Aquella mañana me desperté temprano, apenas amanecía. Me incorporé sobre el banco y estiré los brazos tanto como pude. Luego me levanté y oriné junto a un árbol. El parque se veía precioso, es algo que me ocurre a menudo. ¿El qué? Ver todo más bonito ¿Cuando? en cuanto decido abandonarlo. Bien. Dos sacudidas y a guardar. Las gaviotas ya se agitaban en el aire, batiendo toda su envergadura contra el cielo y pintando la mañana con el ir y venir de sus graznidos, se adivinaba que el día sería soleado. Las calles estaban desiertas. Podría decirse que la ciudad, al igual que los vagabundos a mi alrededor, aún dormitaba.
Aprovechando esta tesitura, por así decirlo, ese nada por aquí nada por allá en cuanto a lo que mi vista alcanzaba, me deje llevar a toda vela, por así decirlo. Me dirigí a los melocotoneros en torno a los que había enterrado a Rusconi, ¿Hacía ya cuanto tiempo? Ni siquiera ahora soy capaz de responder al vuelo. Tal vez haciendo unas sencillas cuentas, pero dudo que sea el momento de hacer algo así. Me senté entre los melocotoneros, palpando la tierra con las manos, delicadamente. Escribí Rusconi sobre la tierra, con un dedo, luego mi nombre, con otro dedo, luego revolví la tierra, borrándolos. Importante el escribir los nombres con dedos distintos, ya tú sabes. Tomé un par de ramas y un puñado de tierra, me desnudé y caminé hacia la fuente. El agua estaba muy fría, lo que me sobresaltó. Por las mañanas ni siquiera el agua caliente me cae bien y la fría demuestra ser peor todavía, siéndome ambas muy desagradables. Comencé por tomar agua con las manos para luego aplicármela, poco a poco, por el cuerpo. El agua comenzó a templarse una vez que el frío de la noche se disipó de las subterráneas tuberías, y con ello me animé hasta el punto de acabar de cuclillas bajo el chorro después de untarme el cuerpo con la tierra que acababa de recoger. Con una mano mantenía pulsada la fuente mientras con la otra tomaba las ligeras ramas del melocotonero como improvisado y fragante rascador.

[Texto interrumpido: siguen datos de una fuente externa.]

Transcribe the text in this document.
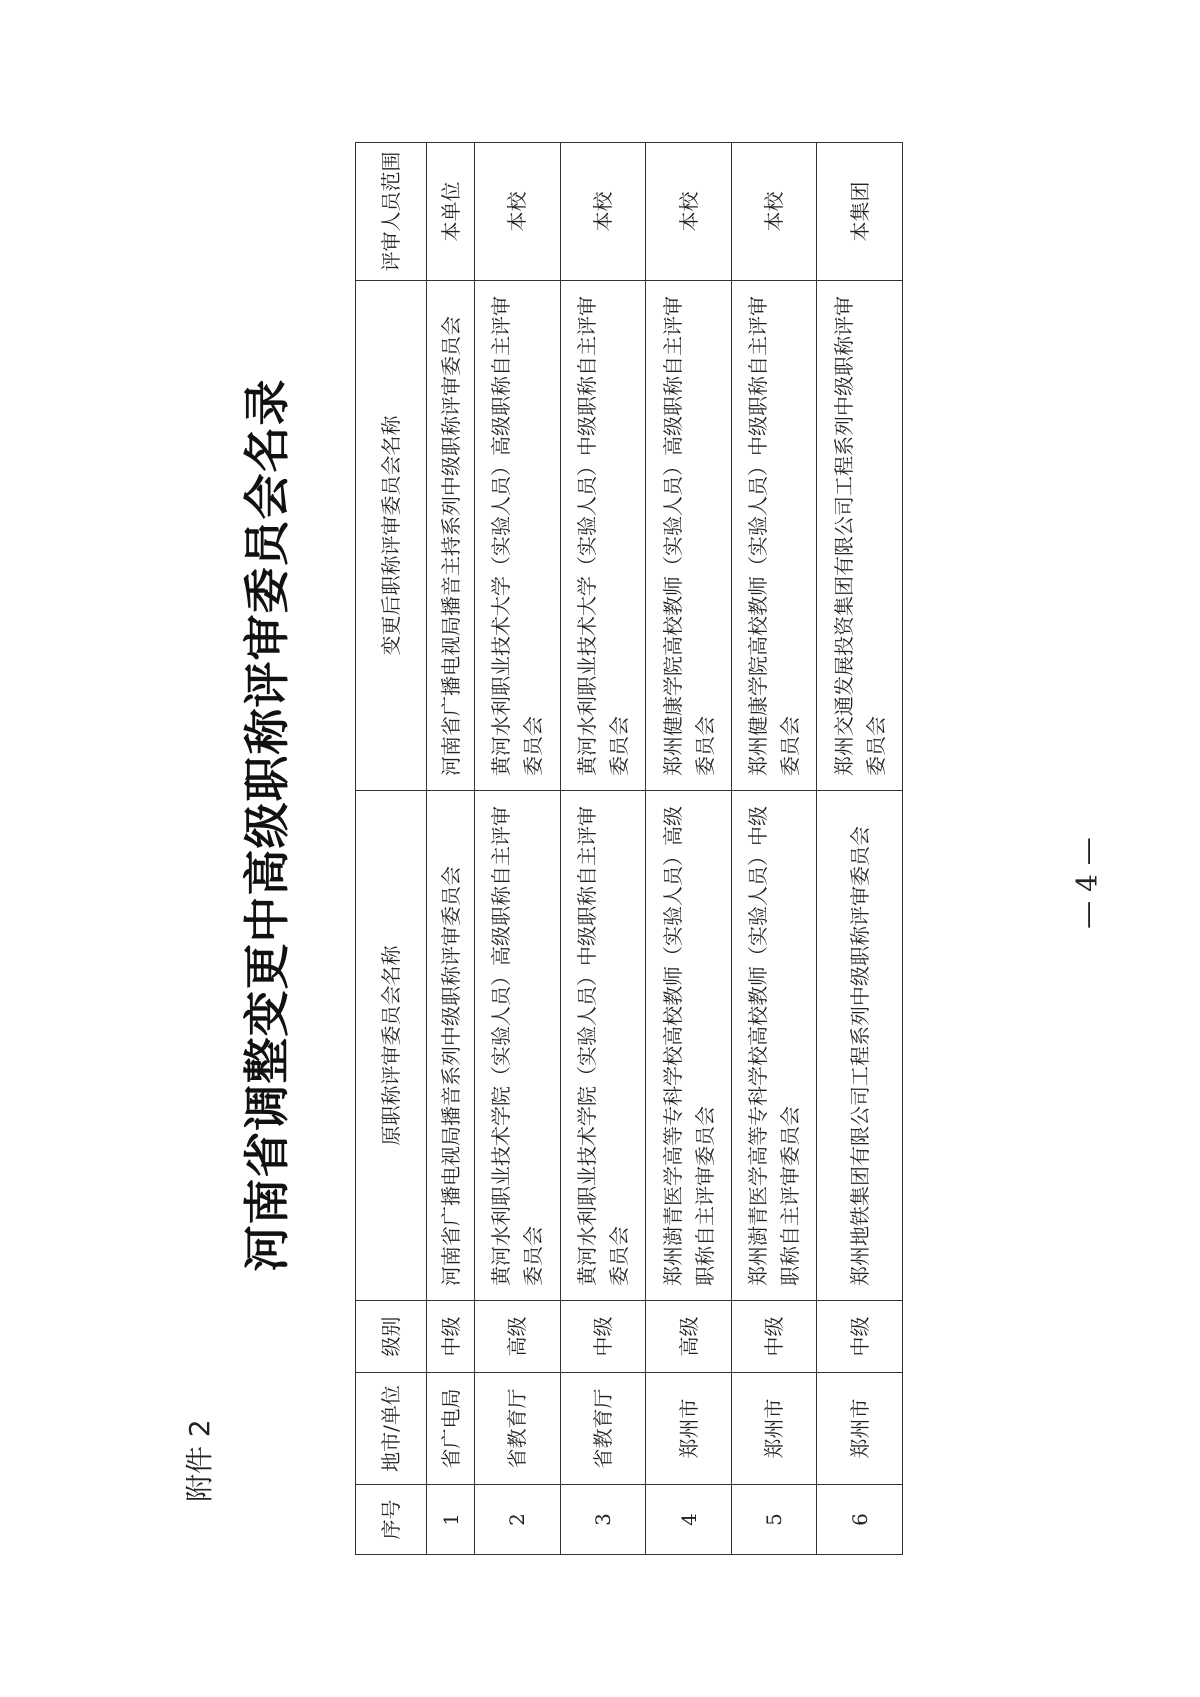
附件 2
河南省调整变更中高级职称评审委员会名录
序号	地市/单位	级别	原职称评审委员会名称	变更后职称评审委员会名称	评审人员范围
1	省广电局	中级	河南省广播电视局播音系列中级职称评审委员会	河南省广播电视局播音主持系列中级职称评审委员会	本单位
2	省教育厅	高级	黄河水利职业技术学院（实验人员）高级职称自主评审委员会	黄河水利职业技术大学（实验人员）高级职称自主评审委员会	本校
3	省教育厅	中级	黄河水利职业技术学院（实验人员）中级职称自主评审委员会	黄河水利职业技术大学（实验人员）中级职称自主评审委员会	本校
4	郑州市	高级	郑州澍青医学高等专科学校高校教师（实验人员）高级职称自主评审委员会	郑州健康学院高校教师（实验人员）高级职称自主评审委员会	本校
5	郑州市	中级	郑州澍青医学高等专科学校高校教师（实验人员）中级职称自主评审委员会	郑州健康学院高校教师（实验人员）中级职称自主评审委员会	本校
6	郑州市	中级	郑州地铁集团有限公司工程系列中级职称评审委员会	郑州交通发展投资集团有限公司工程系列中级职称评审委员会	本集团
— 4 —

Una vez terminé recogí mis cosas y me trasladé a un banco al que ya le daba el sol. Antes de sentarme retiré el sobrante de agua con las manos, ris ras, de arriba a abajo y en repetidos gestos. La hora del desayuno. En el parque siempre desayunaba manzanas, de modo que abrí mi macuto y extraje la bolsa en la que las guardaba. Quedaban dos, cogí una y guardé la otra. Un desayuno económico y saludable, además ayudan a mantener la boca limpia. Normalmente no desayunaba nada más a no ser que me levantará con el estomago revuelto, en tal caso tomaba un cortado en un bar a fin de disponer de un baño donde despacharme cómodamente.
En lo que tardé en acabar la manzana los trabajadores más madrugadores comenzaron a desfilar por la calle. Perturbado por algo, el rubor, no lo sé, por lo que sea que era aquello, pensé que debía vestirme. Me resultó doloroso, de algún modo sí, volver a aderezarme con mis ropas pues estaban un poco sucias. El olor a melocotón de mi piel se perdería rápidamente con toda seguridad; al mismo tiempo no me decidía a seguir desnudo durante el resto del día. En definitiva me sentí triste con respecto a la necesidad de vestirme, aunque por el momento sólo tuviera puestos los pantalones. La renuncia siempre es delicada, eso es todo. De esta guisa revolví en mi macuto con la idea de realizar un pequeño inventario, modesto pero necesario, antes de despedirme de aquel lugar con un hasta nunca.